Church Recognised at Anniversary of United Reformed Church

To celebrate the United Reformed Church’s 175th anniversary in the Levern Valley, a dinner was held in the Dalmeny Park Hotel, Barrhead on Friday 27 September. Besides the attendance of members of that church and its minister and local church president, Myra Rose, the provost of the local government body of East Renfrewshire, Jim Fletcher, was there as well as some other local church representatives.

Douglas A. Yates, Paisley Stake director of public affairs, who lives in Barrhead, represented The Church of Jesus Christ of Latter-day Saints. He has cultivated relationships with local church representatives over many years.

The background of the United Reformed Church lies in the 19th century when there was much dissatisfaction with organised religion in Scotland. The Free Church of Scotland and the various churches that became the then United Secession Church, were formed to allow local congregations the right to call their own ministers.

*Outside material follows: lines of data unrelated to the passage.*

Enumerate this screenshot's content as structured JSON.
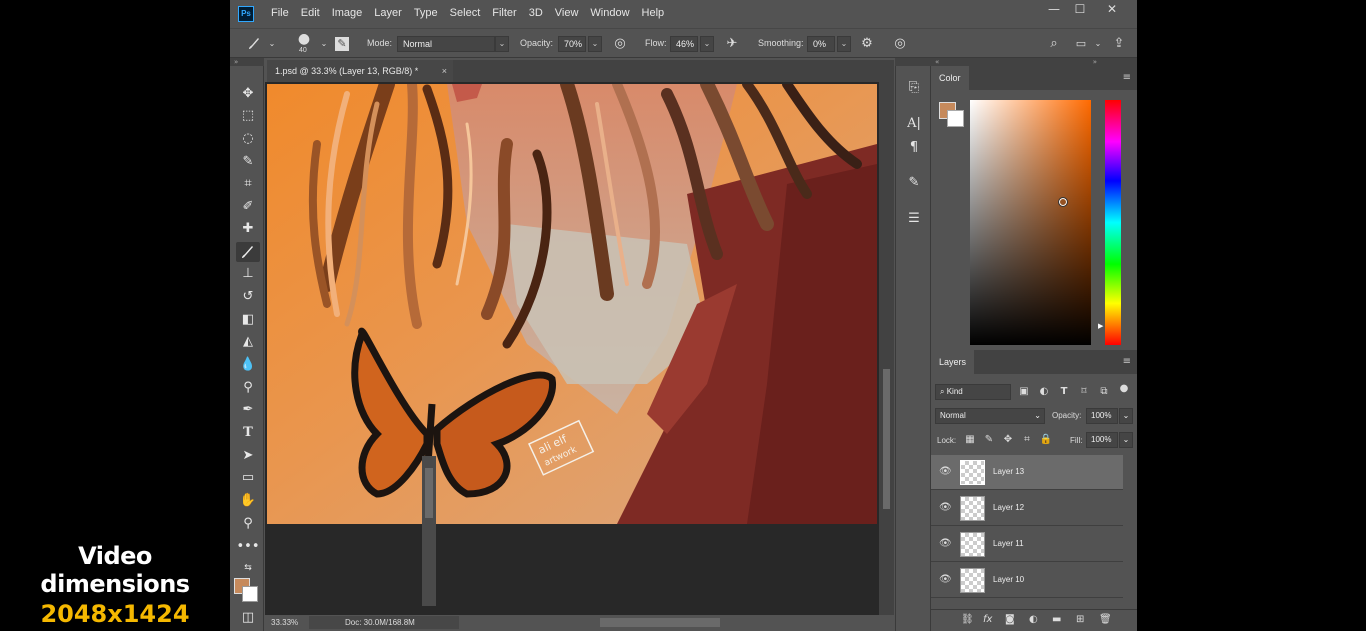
{
  "caption": {
    "line1": "Video dimensions",
    "line2": "2048x1424"
  },
  "app": {
    "logo": "Ps",
    "menu": [
      "File",
      "Edit",
      "Image",
      "Layer",
      "Type",
      "Select",
      "Filter",
      "3D",
      "View",
      "Window",
      "Help"
    ],
    "window_controls": {
      "minimize": "—",
      "maximize": "☐",
      "close": "✕"
    }
  },
  "options": {
    "brush_size": "40",
    "mode_label": "Mode:",
    "mode_value": "Normal",
    "opacity_label": "Opacity:",
    "opacity_value": "70%",
    "flow_label": "Flow:",
    "flow_value": "46%",
    "smoothing_label": "Smoothing:",
    "smoothing_value": "0%"
  },
  "document": {
    "tab_title": "1.psd @ 33.3% (Layer 13, RGB/8) *",
    "close": "×",
    "signature": "ali elf artwork"
  },
  "status": {
    "zoom": "33.33%",
    "doc": "Doc: 30.0M/168.8M"
  },
  "color_panel": {
    "tab": "Color",
    "fg_color": "#c68a5c",
    "bg_color": "#ffffff"
  },
  "layers_panel": {
    "tab": "Layers",
    "filter_label": "Kind",
    "blend_mode": "Normal",
    "opacity_label": "Opacity:",
    "opacity_value": "100%",
    "lock_label": "Lock:",
    "fill_label": "Fill:",
    "fill_value": "100%",
    "layers": [
      {
        "name": "Layer 13",
        "selected": true
      },
      {
        "name": "Layer 12",
        "selected": false
      },
      {
        "name": "Layer 11",
        "selected": false
      },
      {
        "name": "Layer 10",
        "selected": false
      }
    ]
  },
  "colors": {
    "accent": "#31a8ff",
    "ui_bg": "#535353",
    "caption_yellow": "#f5b800"
  }
}
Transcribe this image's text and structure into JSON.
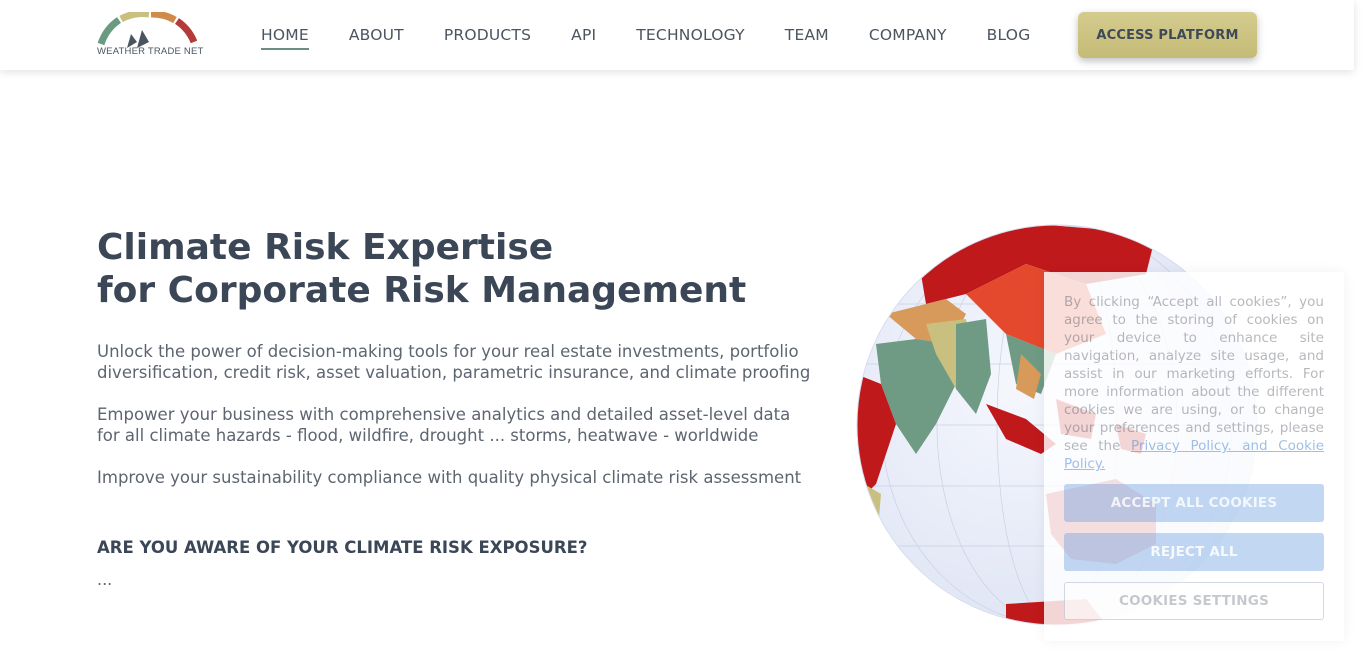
{
  "header": {
    "logo_text": "WEATHER TRADE NET",
    "nav": [
      {
        "label": "HOME",
        "active": true
      },
      {
        "label": "ABOUT"
      },
      {
        "label": "PRODUCTS"
      },
      {
        "label": "API"
      },
      {
        "label": "TECHNOLOGY"
      },
      {
        "label": "TEAM"
      },
      {
        "label": "COMPANY"
      },
      {
        "label": "BLOG"
      }
    ],
    "cta_label": "ACCESS PLATFORM",
    "colors": {
      "cta": "#c9c07f",
      "nav_underline": "#6a8f84"
    }
  },
  "hero": {
    "title_line1": "Climate Risk Expertise",
    "title_line2": "for Corporate Risk Management",
    "paragraph1_line1": "Unlock the power of decision-making tools for your real estate investments, portfolio",
    "paragraph1_line2": "diversification, credit risk, asset valuation, parametric insurance, and climate proofing",
    "paragraph2_line1": "Empower your business with comprehensive analytics and detailed asset-level data",
    "paragraph2_line2": "for all climate hazards - flood, wildfire, drought ... storms, heatwave - worldwide",
    "paragraph3": "Improve your sustainability compliance with quality physical climate risk assessment",
    "question": "ARE YOU AWARE OF YOUR CLIMATE RISK EXPOSURE?",
    "ellipsis": "..."
  },
  "globe": {
    "icon": "globe-risk-map",
    "colors": {
      "high": "#c0191c",
      "medium": "#e4492e",
      "low": "#6f9a84",
      "ocean": "#eef1fb"
    }
  },
  "cookie_banner": {
    "text": "By clicking “Accept all cookies”, you agree to the storing of cookies on your device to enhance site navigation, analyze site usage, and assist in our marketing efforts. For more information about the different cookies we are using, or to change your preferences and settings, please see the",
    "link_text": "Privacy Policy. and Cookie Policy.",
    "accept_label": "ACCEPT ALL COOKIES",
    "reject_label": "REJECT ALL",
    "settings_label": "COOKIES SETTINGS"
  }
}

This was important as at this time local landowners appointed ministers and often paid their stipend—these ministers were beholden to the landowners.

The Rev. James Morrison trained for the ministry of the United Secession Church but disagreed with them in teaching that Jesus Christ died for all humanity not just a select few chosen by God. Consequently, he was suspended from the Kilmarnock Presbytery shortly after he was ordained. However, he continued to lead worship, which did not endear him to church authorities.

His father and two other United Secession ministers were suspended for similar views and, with James Morrison, founded the Evangelical Union. In 1844, an Evangelical Union congregation meeting in the Masonic Hall in Neilston, in the west central Lowlands of Scotland, was established with 145 members, moving nine years later to its current location in Barrhead, a couple of miles from Neilston. Around 1914 the Evangelical Union congregation united with the Congregational Union of Scotland.

During the 1990s the Scottish Church ‘Initiative for Union’ aimed to unite the Church of Scotland, the Methodist Church, the Scottish Episcopal Church and the Congregational Union into one body but failed due to doubts about governance structure. Nonetheless, in 2000 the Congregational Union of Scotland united with the United Reformed Church.

Today, the United Reformed Church congregation meet in their small hall in Barrhead with about 35 members in attendance for worship each Sunday.